Laura Pappano is an award-winning journalist, author and community leader. Laura is a regular contributor to The New York Times and The Hechinger Report. She was the 2018-2019 Poynter Fellow-in-Residence at Yale and is writer-in-residence at the Wellesley Centers for Women at Wellesley College.
She is founder of The New Haven Student Journalism Project, which operates through Yale University’s Office of New Haven Affairs. The program gives voice to New Haven Public School students in grades 3-8 who cover pressing issues, including elections, immigration, climate change, education, COVID and youth culture. Through the program, Yale undergrads lead reporting teams of students who produce The East Rock Record. The newspaper existed in print originally but is now online at eastrockrecord.org.

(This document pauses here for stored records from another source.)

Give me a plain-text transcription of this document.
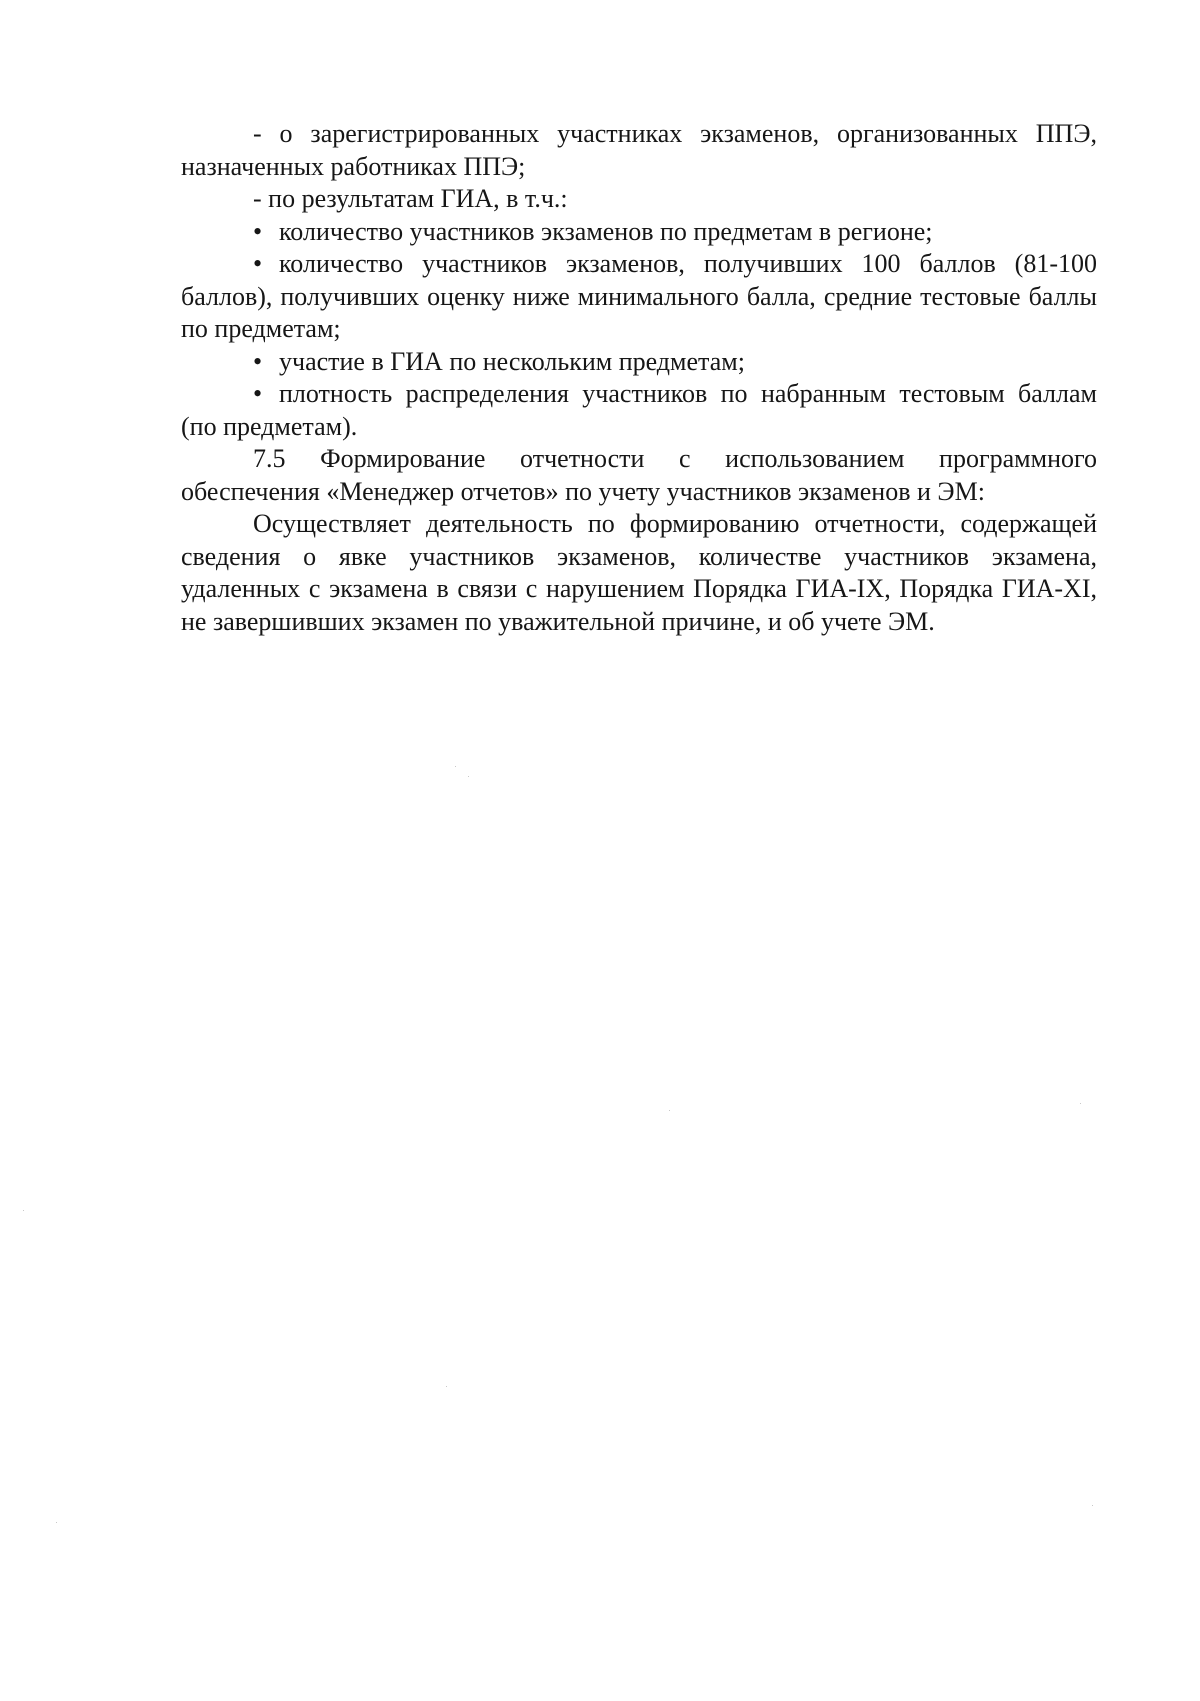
- о зарегистрированных участниках экзаменов, организованных ППЭ, назначенных работниках ППЭ;

- по результатам ГИА, в т.ч.:

• количество участников экзаменов по предметам в регионе;

• количество участников экзаменов, получивших 100 баллов (81-100 баллов), получивших оценку ниже минимального балла, средние тестовые баллы по предметам;

• участие в ГИА по нескольким предметам;

• плотность распределения участников по набранным тестовым баллам (по предметам).

7.5 Формирование отчетности с использованием программного обеспечения «Менеджер отчетов» по учету участников экзаменов и ЭМ:

Осуществляет деятельность по формированию отчетности, содержащей сведения о явке участников экзаменов, количестве участников экзамена, удаленных с экзамена в связи с нарушением Порядка ГИА-IX, Порядка ГИА-XI, не завершивших экзамен по уважительной причине, и об учете ЭМ.
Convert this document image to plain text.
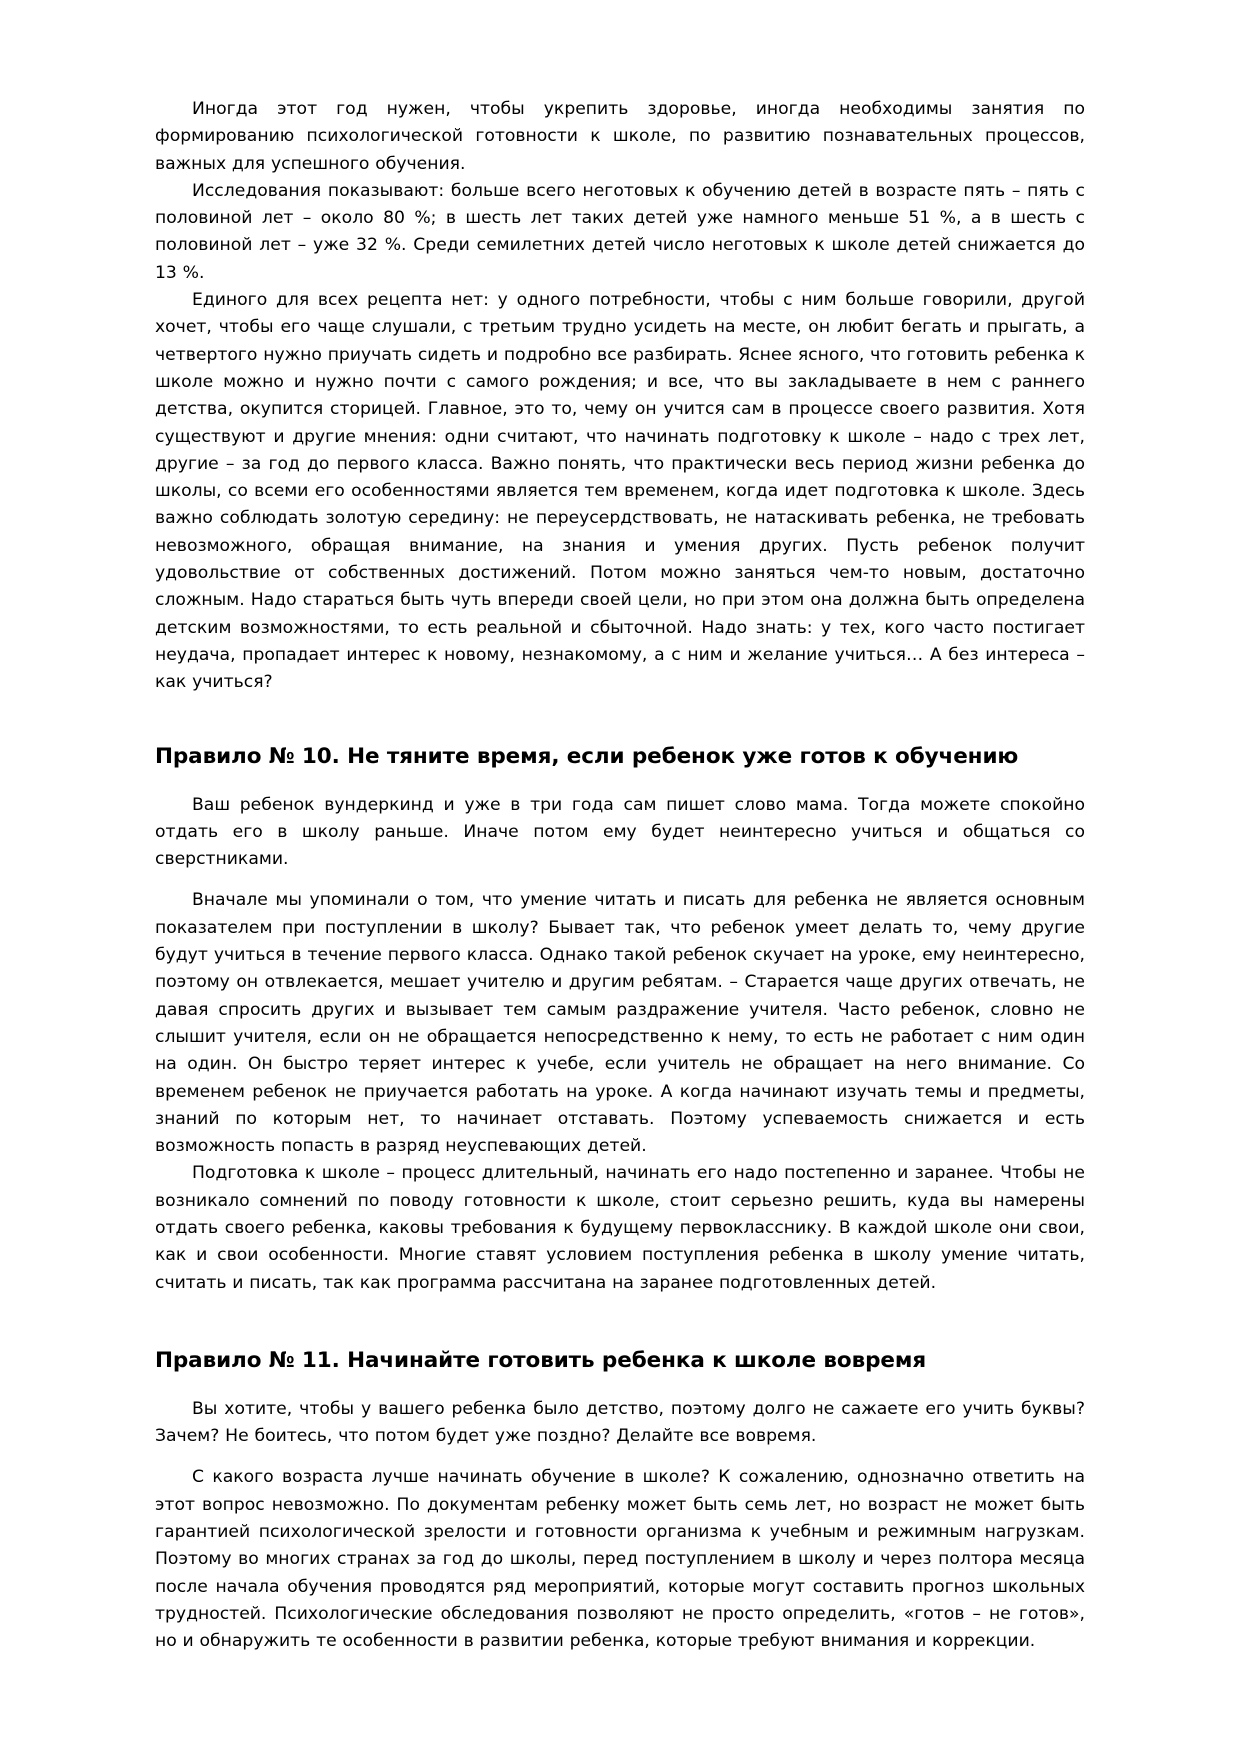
Иногда этот год нужен, чтобы укрепить здоровье, иногда необходимы занятия по формированию психологической готовности к школе, по развитию познавательных процессов, важных для успешного обучения.

Исследования показывают: больше всего неготовых к обучению детей в возрасте пять – пять с половиной лет – около 80 %; в шесть лет таких детей уже намного меньше 51 %, а в шесть с половиной лет – уже 32 %. Среди семилетних детей число неготовых к школе детей снижается до 13 %.

Единого для всех рецепта нет: у одного потребности, чтобы с ним больше говорили, другой хочет, чтобы его чаще слушали, с третьим трудно усидеть на месте, он любит бегать и прыгать, а четвертого нужно приучать сидеть и подробно все разбирать. Яснее ясного, что готовить ребенка к школе можно и нужно почти с самого рождения; и все, что вы закладываете в нем с раннего детства, окупится сторицей. Главное, это то, чему он учится сам в процессе своего развития. Хотя существуют и другие мнения: одни считают, что начинать подготовку к школе – надо с трех лет, другие – за год до первого класса. Важно понять, что практически весь период жизни ребенка до школы, со всеми его особенностями является тем временем, когда идет подготовка к школе. Здесь важно соблюдать золотую середину: не переусердствовать, не натаскивать ребенка, не требовать невозможного, обращая внимание, на знания и умения других. Пусть ребенок получит удовольствие от собственных достижений. Потом можно заняться чем-то новым, достаточно сложным. Надо стараться быть чуть впереди своей цели, но при этом она должна быть определена детским возможностями, то есть реальной и сбыточной. Надо знать: у тех, кого часто постигает неудача, пропадает интерес к новому, незнакомому, а с ним и желание учиться… А без интереса – как учиться?

Правило № 10. Не тяните время, если ребенок уже готов к обучению

Ваш ребенок вундеркинд и уже в три года сам пишет слово мама. Тогда можете спокойно отдать его в школу раньше. Иначе потом ему будет неинтересно учиться и общаться со сверстниками.

Вначале мы упоминали о том, что умение читать и писать для ребенка не является основным показателем при поступлении в школу? Бывает так, что ребенок умеет делать то, чему другие будут учиться в течение первого класса. Однако такой ребенок скучает на уроке, ему неинтересно, поэтому он отвлекается, мешает учителю и другим ребятам. – Старается чаще других отвечать, не давая спросить других и вызывает тем самым раздражение учителя. Часто ребенок, словно не слышит учителя, если он не обращается непосредственно к нему, то есть не работает с ним один на один. Он быстро теряет интерес к учебе, если учитель не обращает на него внимание. Со временем ребенок не приучается работать на уроке. А когда начинают изучать темы и предметы, знаний по которым нет, то начинает отставать. Поэтому успеваемость снижается и есть возможность попасть в разряд неуспевающих детей.

Подготовка к школе – процесс длительный, начинать его надо постепенно и заранее. Чтобы не возникало сомнений по поводу готовности к школе, стоит серьезно решить, куда вы намерены отдать своего ребенка, каковы требования к будущему первокласснику. В каждой школе они свои, как и свои особенности. Многие ставят условием поступления ребенка в школу умение читать, считать и писать, так как программа рассчитана на заранее подготовленных детей.

Правило № 11. Начинайте готовить ребенка к школе вовремя

Вы хотите, чтобы у вашего ребенка было детство, поэтому долго не сажаете его учить буквы? Зачем? Не боитесь, что потом будет уже поздно? Делайте все вовремя.

С какого возраста лучше начинать обучение в школе? К сожалению, однозначно ответить на этот вопрос невозможно. По документам ребенку может быть семь лет, но возраст не может быть гарантией психологической зрелости и готовности организма к учебным и режимным нагрузкам. Поэтому во многих странах за год до школы, перед поступлением в школу и через полтора месяца после начала обучения проводятся ряд мероприятий, которые могут составить прогноз школьных трудностей. Психологические обследования позволяют не просто определить, «готов – не готов», но и обнаружить те особенности в развитии ребенка, которые требуют внимания и коррекции.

Laura is a frequent moderator, speaker, panelist and media guest. She has lead keynote conversations, including at SXSW.edu, been a speaker on numerous panels discussing education and gender issues, including MSNBC’s “Education Nation” town hall. She has been a TV and radio guest, including on The Diane Rehm Show on NPR.
A former education columnist for The Boston Globe and Harvard Education Letter contributor, her work has appeared in The New York Times Magazine, The Atlantic, The Christian Science Monitor, The Washington Post, The Huffington Post, The Boston Globe Magazine and elsewhere. Her piece, “How Big Time Sports Ate College Life,” originally published in The New York Times, is included in The Norton Sampler: Short Essays for Composition (8th edition, 2013; 9th edition, 2017). The author of Inside School Turnarounds (2010), co-author of Playing With the Boys (2008) and author of The Connection Gap (2001), Laura is working on a new book, about parent activism in public schools.
Laura is the immediate past board chair of Long Wharf Theatre in New Haven, CT and serves on the board of the Yale Field Hockey Association. A 1984 Yale grad, Laura was goalkeeper for the 1980 Ivy League Championship Field Hockey team. She bikes, plays USTA tennis, is a passionate theatre-goer, reader and cook.